By October, when the trees were in their full glory, Daniel had become convinced that Louise had dismissed all thought of moving into her own apartment, even though it had been furnished and ready for some time. So it came as a shock to him on the eve of the shop’s opening when he saw her trunks being carried down the stairs. He went in search of her, flinging open doors and charging from one room to another until he finally found her with her writing box on her lap as she penned a letter. She looked up with a smile, about to tell him she was answering a letter from her aunt in England, and then saw his rage-congested face.

‘Why?’ he demanded furiously before she could speak. ‘There’s no reason at all for you to move out! You can be at the shop for opening hours like anyone else running a business.
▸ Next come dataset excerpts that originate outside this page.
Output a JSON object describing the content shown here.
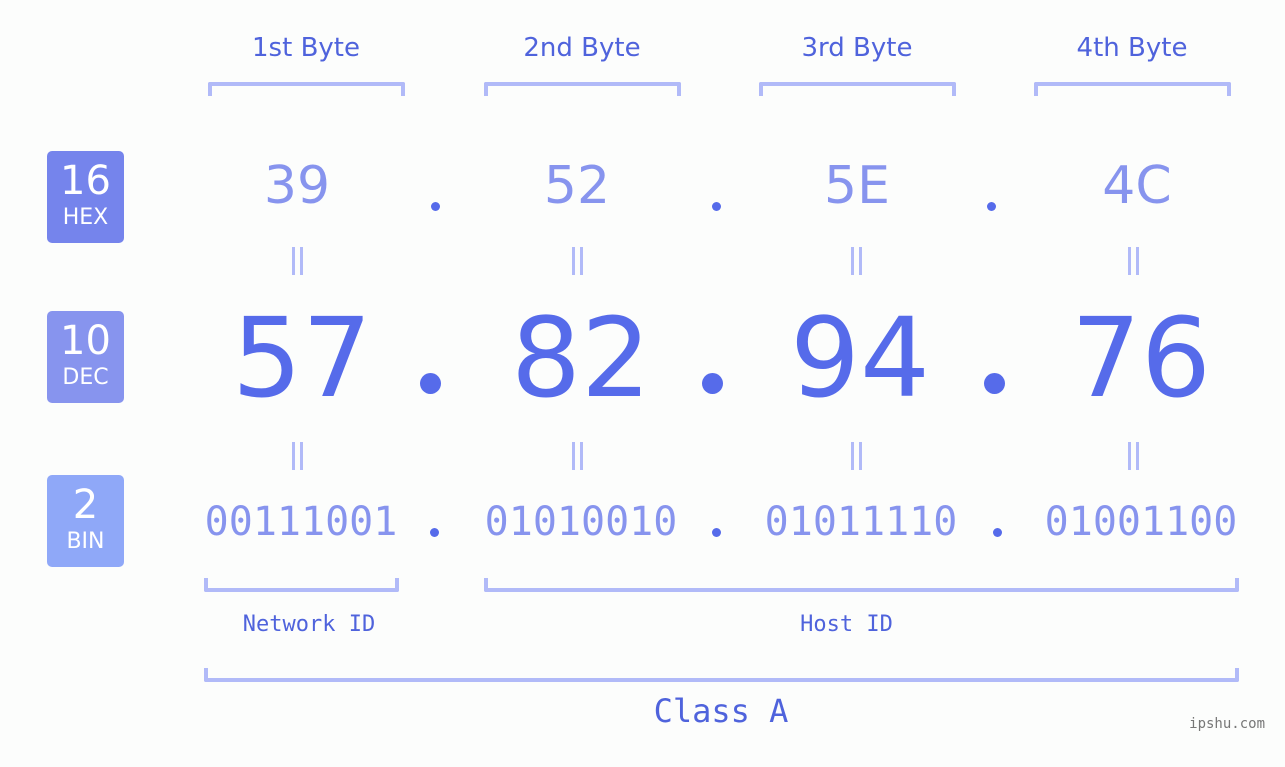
{
  "bytes": [
    {
      "label": "1st Byte",
      "hex": "39",
      "dec": "57",
      "bin": "00111001"
    },
    {
      "label": "2nd Byte",
      "hex": "52",
      "dec": "82",
      "bin": "01010010"
    },
    {
      "label": "3rd Byte",
      "hex": "5E",
      "dec": "94",
      "bin": "01011110"
    },
    {
      "label": "4th Byte",
      "hex": "4C",
      "dec": "76",
      "bin": "01001100"
    }
  ],
  "bases": {
    "hex": {
      "num": "16",
      "name": "HEX",
      "color": "#7584ec"
    },
    "dec": {
      "num": "10",
      "name": "DEC",
      "color": "#8794ee"
    },
    "bin": {
      "num": "2",
      "name": "BIN",
      "color": "#8fa8f8"
    }
  },
  "separator": ".",
  "segments": {
    "network": "Network ID",
    "host": "Host ID"
  },
  "ip_class": "Class A",
  "watermark": "ipshu.com",
  "colors": {
    "accent": "#566bea",
    "light_text": "#8794ee",
    "bracket": "#b1baf8",
    "label": "#4f63dc"
  }
}
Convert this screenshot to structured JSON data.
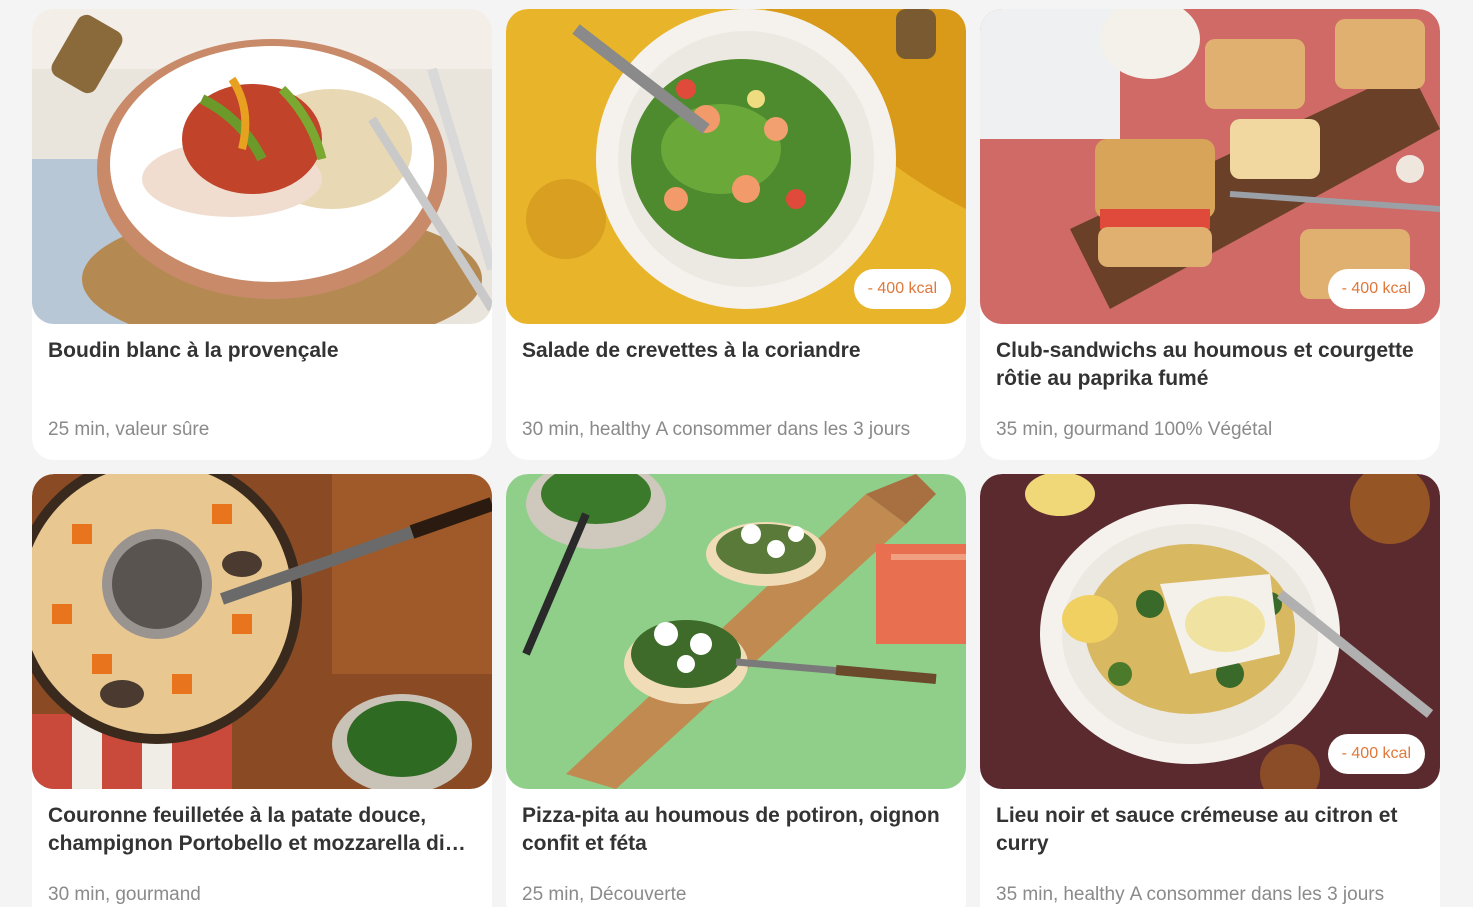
{
  "recipes": [
    {
      "title": "Boudin blanc à la provençale",
      "time": "25 min,",
      "tag": "valeur sûre",
      "extra": "",
      "kcal_badge": "",
      "image": "boudin-plate-photo"
    },
    {
      "title": "Salade de crevettes à la coriandre",
      "time": "30 min,",
      "tag": "healthy",
      "extra": "A consommer dans les 3 jours",
      "kcal_badge": "- 400 kcal",
      "image": "shrimp-salad-photo"
    },
    {
      "title": "Club-sandwichs au houmous et courgette rôtie au paprika fumé",
      "time": "35 min,",
      "tag": "gourmand",
      "extra": "100% Végétal",
      "kcal_badge": "- 400 kcal",
      "image": "club-sandwich-photo"
    },
    {
      "title": "Couronne feuilletée à la patate douce, champignon Portobello et mozzarella di bufala",
      "time": "30 min,",
      "tag": "gourmand",
      "extra": "",
      "kcal_badge": "",
      "image": "puff-pastry-crown-photo"
    },
    {
      "title": "Pizza-pita au houmous de potiron, oignon confit et féta",
      "time": "25 min,",
      "tag": "Découverte",
      "extra": "",
      "kcal_badge": "",
      "image": "pizza-pita-photo"
    },
    {
      "title": "Lieu noir et sauce crémeuse au citron et curry",
      "time": "35 min,",
      "tag": "healthy",
      "extra": "A consommer dans les 3 jours",
      "kcal_badge": "- 400 kcal",
      "image": "pollock-fish-photo"
    }
  ],
  "colors": {
    "kcal_text": "#e0783a",
    "title_text": "#333333",
    "meta_text": "#8a8a8a",
    "page_bg": "#f4f4f4"
  }
}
You don’t have to live on site!’

She answered him quietly, putting the writing box aside. ‘You’ve known from the start that this is what I planned to do. When the property became mine I told you that I’d move in on the eve of its opening. You agreed to it.’

‘My God! I thought that once you were here you’d never leave. This house will be like a morgue without you. I want you here! I need to hear your voice and your laughter in these rooms.’ He flung his arms wide. ‘Your footsteps on the stairs. The essence of you in my breathing. To see you come through these doors. And I want you in my bed, to feel you there all through the night and to wake to the sight of you.’

She felt overwhelmed by this passionate outpouring of his love for her and rose to her feet, for he had been towering over her. During the past weeks her excitement over her shop had blunted her realization of what her absence from his house would mean to him, no matter how cheerfully he had accepted the arrangement originally.

‘I would stay if I could, but you know only too well that I have this desperate need to achieve success independently, to prove to myself that I am a whole person by right and not just a chattel. Somehow it’s the only way by which I can shake off the past that still haunts me. I want to be free. Not of loving you, but of all the old nightmares.’ She caught up his hand and clasped it to her. ‘I shall be here often, always with you when we entertain our friends or wish for an evening here on our own, and you can come to me and to my bed every night. Everything will be just as you mapped out when you suggested marriage and gave me your word that you would keep to our agreement.’

Her calmness had the effect of exacerbating his anger and he jerked his hand away. ‘I never thought you’d keep me to such a promise! I believed you loved me enough to realize that we couldn’t live apart. You’re throwing me out of your life!’

‘That’s not true! All I’m asking is a breathing space in which to slay all my dragons. Is it so much to ask?’

‘Indeed it is! You’re driving in the thin edge of the wedge. This separation is only the beginning of the end!’

Her face became rigid with the gust of anger that swept through her. ‘After all we have been to each other, do you still know so little about me that you believe I would be so devious?’

‘I don’t know what to believe any more!’ he gave back fiercely, a desolate bitterness behind his rage.

‘In that case, there’s nothing more to be said.’ White-faced, she swept furiously away from him and out of the room.

He ran a hand through his hair in exasperation before he slammed his way into the library and threw himself into a chair. He was shaking with rage and frustration. Louise was the most infuriating and stubborn and desirable woman he had ever known, but she was in his blood and his bones, the other half of himself, and there was nothing he could do about it. Half an hour later he heard her come from the stairs and across the marble floor of the hall to pause outside the library door. He thought for a few swift moments that she was coming to tell him she had changed her mind about leaving, but then she went on out of the house. He heard the door close after her.

That night, Louise spent a restless night on her own in her new surroundings, unable to put the quarrel from her mind. She was thankful when the first light of dawn signalled that it was time to get up.